Golden Gate Park Slow Streets begin at Stanyan Street and John F. Kennedy Drive East on the park’s eastern tip, connecting with the stretch of JFK from Kezar Drive to Transverse Drive. The route then continues onto Overlook Drive, then Middle Drive and Martin Luther King Jr. Drive to Ocean Beach, where it connects with the Great Highway, which has also been closed due to the pandemic, creating a continuous, family-friendly path from the Panhandle to the San Francisco Zoo.
What is happening in the Tenderloin and SoMa?
The Tenderloin Plan is part of a broader citywide effort that seeks to address and improve conditions in the neighborhood, with an initial focus on the 13 blocks in the Tenderloin that are most highly impacted. Implementation of the Plan will be iterative and informed by ongoing community input, with a goal of expanding to the other 36 blocks in the Tenderloin not specifically identified in the Plan.

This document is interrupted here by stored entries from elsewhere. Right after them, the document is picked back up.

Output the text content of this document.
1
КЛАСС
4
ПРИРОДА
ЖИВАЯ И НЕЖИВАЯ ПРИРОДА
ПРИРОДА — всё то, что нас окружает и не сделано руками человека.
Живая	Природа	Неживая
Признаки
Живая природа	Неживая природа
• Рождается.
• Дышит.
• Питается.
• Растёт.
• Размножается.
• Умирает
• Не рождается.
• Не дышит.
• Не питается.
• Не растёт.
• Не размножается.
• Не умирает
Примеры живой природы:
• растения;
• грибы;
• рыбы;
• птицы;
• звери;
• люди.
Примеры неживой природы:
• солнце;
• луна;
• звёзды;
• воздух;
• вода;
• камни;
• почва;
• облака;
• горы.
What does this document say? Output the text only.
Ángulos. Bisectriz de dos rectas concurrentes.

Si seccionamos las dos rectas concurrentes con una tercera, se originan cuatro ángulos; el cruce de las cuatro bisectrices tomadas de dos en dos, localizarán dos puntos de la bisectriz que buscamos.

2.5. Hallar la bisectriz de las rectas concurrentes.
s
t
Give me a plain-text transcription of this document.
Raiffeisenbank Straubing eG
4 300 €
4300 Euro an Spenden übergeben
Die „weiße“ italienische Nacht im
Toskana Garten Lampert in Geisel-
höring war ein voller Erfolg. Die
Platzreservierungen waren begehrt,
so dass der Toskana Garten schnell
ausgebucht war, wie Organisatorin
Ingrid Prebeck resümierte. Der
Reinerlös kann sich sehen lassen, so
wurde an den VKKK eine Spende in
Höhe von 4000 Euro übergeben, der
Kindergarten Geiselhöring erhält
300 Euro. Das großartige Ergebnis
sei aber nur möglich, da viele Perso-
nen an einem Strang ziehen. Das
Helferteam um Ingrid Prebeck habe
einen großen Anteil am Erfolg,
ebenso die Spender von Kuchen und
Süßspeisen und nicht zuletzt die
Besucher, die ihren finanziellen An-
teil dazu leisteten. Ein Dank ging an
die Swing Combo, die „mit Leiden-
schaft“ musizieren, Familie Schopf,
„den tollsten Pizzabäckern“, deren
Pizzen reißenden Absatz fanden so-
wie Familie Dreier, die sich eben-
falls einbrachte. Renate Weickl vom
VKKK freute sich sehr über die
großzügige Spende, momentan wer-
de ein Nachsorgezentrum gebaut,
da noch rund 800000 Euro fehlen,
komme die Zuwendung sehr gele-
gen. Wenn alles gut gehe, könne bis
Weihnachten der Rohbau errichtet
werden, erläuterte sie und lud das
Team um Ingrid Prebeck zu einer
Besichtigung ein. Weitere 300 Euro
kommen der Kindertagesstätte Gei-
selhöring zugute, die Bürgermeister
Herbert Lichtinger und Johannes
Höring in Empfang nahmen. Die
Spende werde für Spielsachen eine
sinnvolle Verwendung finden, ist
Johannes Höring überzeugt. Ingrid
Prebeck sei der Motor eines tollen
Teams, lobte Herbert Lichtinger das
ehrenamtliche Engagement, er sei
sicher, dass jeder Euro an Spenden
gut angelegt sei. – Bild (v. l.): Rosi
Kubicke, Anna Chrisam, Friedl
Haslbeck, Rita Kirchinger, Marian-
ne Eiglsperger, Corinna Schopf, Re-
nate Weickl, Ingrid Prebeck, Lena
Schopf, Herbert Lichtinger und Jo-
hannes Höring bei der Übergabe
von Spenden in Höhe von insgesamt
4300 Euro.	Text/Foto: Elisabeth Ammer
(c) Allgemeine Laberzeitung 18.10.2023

Map highlighting multi-agency and community efforts to repurpose streets space in the Tenderloin.
The Plan has eight main goals:
- Address encampments by offering safe sleeping alternatives to unsheltered individuals.
- Facilitate social distancing compliance by closing streets and parking.
- Ensure that housed residents in the Tenderloin have safe passage and access to their homes and businesses.
- Improve access to hygiene stations, restrooms and garbage disposal for unhoused individuals.
- Address food and water insecurity for housed and unhoused residents alike.
- Increase police presence in the neighborhood to focus on public safety concerns.
- Increase health services in the neighborhood.
- Increased education and outreach to residents and businesses through a ‘care ambassador’ program.
Can a commercial street be a Slow Street?
Slow Streets treatment is only appropriate for low-volume residential streets. However, the Shared Spaces program uses similar elements to create space for outdoor dining and street closures in commercial districts.